Father David's Reflection for Thursday of Week Eighteen (Ordinary Time)

The Responsorial (Psalm 95) reminds us: “If today you hear his voice, harden not your hearts.”

Numbers 20: 1-13 teaches us to accept the fact that even God’s greatest ministers are not perfect. This encourages us to keep trying to minister to others in spite of our faults.

The people were dying of thirst in the desert and revolting against Moses for leading them out of Egypt. Then God told Moses to strike a rock with his staff in the presence of all the people, and he would bring water out of the rock. But Moses doubted. Instead of declaring that God was going to do, he hedged his bet by asking the people. “Are we going to bring water out of this rock?” And in his anxiety he hit the rock twice.

For this God blamed him: “You were not faithful to me in showing forth my sanctity before the Israelites.” Moses’ hesitancy was an obstacle that kept God from revealing his goodness and power as impressively as he intended and the people needed. But in spite of this lapse, Moses is still one of the greatest figures in Judeo-Christian history. His story simply warns us all, no matter how faithful we have been all our lives, that we have to keep listening daily and responding to God’s inspirations with discerning faith: “If today you hear his voice, harden not your hearts.”

Matthew 16: 13-23 is a similar story. Peter, in the name of all the disciples, makes his great profession of faith in Christ’s identity, and for this Jesus gives him the “keys of the kingdom of heaven.” This is the origin of Peter’s “primacy” among the apostles and the primacy of the Bishop of Rome among other bishops. Jesus told Peter he was listening to the right voice: “flesh and blood has not revealed this to you, but my Father in heaven.”

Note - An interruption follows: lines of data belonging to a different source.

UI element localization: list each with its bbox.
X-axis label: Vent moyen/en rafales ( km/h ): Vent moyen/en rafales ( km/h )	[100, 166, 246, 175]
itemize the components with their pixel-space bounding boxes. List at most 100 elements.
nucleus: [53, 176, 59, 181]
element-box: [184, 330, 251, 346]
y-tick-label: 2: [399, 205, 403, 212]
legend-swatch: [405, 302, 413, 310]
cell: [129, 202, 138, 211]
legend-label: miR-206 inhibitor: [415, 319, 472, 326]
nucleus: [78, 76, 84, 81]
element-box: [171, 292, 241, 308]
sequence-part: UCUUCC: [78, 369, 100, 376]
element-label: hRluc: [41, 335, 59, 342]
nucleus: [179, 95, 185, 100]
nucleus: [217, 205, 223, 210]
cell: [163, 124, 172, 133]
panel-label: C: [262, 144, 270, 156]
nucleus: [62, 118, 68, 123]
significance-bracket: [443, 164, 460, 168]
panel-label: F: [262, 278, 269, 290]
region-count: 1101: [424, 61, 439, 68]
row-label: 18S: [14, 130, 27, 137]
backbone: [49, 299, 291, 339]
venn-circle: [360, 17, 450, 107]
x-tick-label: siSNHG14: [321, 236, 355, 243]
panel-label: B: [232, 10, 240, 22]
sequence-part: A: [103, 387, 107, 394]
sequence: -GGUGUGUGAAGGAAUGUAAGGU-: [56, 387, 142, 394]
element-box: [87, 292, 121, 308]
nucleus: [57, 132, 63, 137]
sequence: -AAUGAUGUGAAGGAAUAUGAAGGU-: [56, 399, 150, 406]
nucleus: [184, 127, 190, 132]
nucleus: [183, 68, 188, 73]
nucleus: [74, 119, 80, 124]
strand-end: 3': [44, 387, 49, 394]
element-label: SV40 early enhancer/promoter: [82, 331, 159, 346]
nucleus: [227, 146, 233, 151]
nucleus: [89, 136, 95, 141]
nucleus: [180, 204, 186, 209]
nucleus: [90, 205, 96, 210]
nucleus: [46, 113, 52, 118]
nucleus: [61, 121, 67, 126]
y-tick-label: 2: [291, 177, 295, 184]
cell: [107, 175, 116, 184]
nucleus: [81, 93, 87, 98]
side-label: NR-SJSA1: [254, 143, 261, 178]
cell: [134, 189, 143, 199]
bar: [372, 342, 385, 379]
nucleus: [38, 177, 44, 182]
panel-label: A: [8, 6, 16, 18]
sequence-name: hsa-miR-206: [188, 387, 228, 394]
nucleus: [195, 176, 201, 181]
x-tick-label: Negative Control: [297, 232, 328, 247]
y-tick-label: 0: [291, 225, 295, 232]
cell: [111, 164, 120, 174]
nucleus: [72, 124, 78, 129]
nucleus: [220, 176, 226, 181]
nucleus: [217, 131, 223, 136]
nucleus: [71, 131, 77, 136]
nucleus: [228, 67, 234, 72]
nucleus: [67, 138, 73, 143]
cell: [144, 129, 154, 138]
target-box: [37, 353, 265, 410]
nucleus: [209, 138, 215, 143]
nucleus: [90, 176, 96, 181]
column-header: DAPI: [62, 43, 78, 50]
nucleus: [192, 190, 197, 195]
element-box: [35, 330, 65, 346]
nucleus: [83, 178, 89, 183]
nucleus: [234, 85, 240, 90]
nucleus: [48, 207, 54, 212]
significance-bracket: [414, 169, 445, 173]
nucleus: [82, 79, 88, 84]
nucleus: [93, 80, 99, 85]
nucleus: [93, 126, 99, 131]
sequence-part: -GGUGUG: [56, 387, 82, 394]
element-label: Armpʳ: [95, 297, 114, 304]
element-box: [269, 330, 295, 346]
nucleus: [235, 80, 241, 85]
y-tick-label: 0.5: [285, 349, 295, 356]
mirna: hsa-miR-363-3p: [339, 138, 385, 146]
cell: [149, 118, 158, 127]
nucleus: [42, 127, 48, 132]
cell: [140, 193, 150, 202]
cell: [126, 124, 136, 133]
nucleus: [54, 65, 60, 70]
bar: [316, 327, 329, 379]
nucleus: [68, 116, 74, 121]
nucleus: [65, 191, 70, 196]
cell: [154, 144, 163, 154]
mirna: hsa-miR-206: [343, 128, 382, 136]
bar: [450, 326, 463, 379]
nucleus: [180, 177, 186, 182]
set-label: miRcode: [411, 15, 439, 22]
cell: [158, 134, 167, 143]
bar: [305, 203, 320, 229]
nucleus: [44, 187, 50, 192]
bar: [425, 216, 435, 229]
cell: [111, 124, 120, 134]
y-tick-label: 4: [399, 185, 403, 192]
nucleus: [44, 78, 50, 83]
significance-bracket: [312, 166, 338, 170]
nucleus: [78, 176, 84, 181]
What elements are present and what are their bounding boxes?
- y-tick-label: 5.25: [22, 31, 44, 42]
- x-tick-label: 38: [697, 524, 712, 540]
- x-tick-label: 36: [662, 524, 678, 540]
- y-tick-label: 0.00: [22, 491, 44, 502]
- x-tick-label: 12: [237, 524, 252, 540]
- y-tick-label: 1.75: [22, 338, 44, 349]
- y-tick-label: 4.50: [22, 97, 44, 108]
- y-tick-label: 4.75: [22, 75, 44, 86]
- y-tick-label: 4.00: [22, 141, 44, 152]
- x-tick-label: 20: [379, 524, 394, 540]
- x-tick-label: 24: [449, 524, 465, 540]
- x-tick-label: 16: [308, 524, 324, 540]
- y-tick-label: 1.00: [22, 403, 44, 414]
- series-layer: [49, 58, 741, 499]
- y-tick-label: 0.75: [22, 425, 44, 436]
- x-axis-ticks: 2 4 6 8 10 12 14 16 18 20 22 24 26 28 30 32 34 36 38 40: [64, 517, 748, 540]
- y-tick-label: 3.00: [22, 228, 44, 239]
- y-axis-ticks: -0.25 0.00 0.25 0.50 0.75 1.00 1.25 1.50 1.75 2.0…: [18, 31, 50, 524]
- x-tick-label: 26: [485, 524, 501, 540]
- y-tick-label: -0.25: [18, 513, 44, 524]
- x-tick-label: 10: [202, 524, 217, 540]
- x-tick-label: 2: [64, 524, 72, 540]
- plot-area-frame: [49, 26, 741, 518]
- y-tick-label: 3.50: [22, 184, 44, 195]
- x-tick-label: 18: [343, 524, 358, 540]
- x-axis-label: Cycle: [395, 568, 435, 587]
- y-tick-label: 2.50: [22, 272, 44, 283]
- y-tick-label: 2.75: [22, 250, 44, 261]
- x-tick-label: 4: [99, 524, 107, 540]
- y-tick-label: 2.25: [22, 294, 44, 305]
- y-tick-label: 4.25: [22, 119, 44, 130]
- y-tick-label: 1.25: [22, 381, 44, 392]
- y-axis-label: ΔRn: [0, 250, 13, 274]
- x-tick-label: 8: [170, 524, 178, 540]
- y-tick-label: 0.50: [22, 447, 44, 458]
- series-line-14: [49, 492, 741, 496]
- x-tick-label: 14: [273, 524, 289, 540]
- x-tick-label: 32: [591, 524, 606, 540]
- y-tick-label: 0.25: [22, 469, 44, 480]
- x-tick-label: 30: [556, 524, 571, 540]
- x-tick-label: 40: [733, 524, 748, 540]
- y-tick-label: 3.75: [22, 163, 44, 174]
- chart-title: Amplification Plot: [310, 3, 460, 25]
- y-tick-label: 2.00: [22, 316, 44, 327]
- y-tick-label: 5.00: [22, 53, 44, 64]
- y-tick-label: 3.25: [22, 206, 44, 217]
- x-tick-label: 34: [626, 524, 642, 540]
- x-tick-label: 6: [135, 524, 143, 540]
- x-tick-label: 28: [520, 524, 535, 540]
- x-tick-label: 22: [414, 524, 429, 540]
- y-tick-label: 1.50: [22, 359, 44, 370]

The first thing Peter does, however, after being made pope is to brush off what Jesus is saying and try to lead the Church astray! When Jesus said he was going to establish the Kingdom by dying on the cross, Peter said, “God forbid!” In response, Jesus spoke to Peter more fiercely than he spoke to any individual in the Gospels: “Get behind me, Satan! You are an obstacle to me.” Peter had changed channels and was listening to the wrong voice: “You are thinking, not as God does, but as human beings do.” Peter failed to keep in mind the warning, “If today you hear his voice, harden not your hearts.” He was reacting just as a Jew of his times, accepting the cultural expectations and prejudices of his milieu, “following the crowd” instead of listening to Jesus and the Spirit. If Peter could fall into this, it is obviously a pitfall all ministers must be on guard against.

In every Eucharistic Prayer we pray especially for the Pope and local bishops by name, and for all the bishops and clergy throughout the world. This is not because they are more important than others, but because of their special role and responsibility in preserving the unity of the Church. Our heartfelt prayer for them is, “If today you hear his voice, harden not your hearts.”

Initiative: Be a priest. Listen to God’s voice with a discerning heart.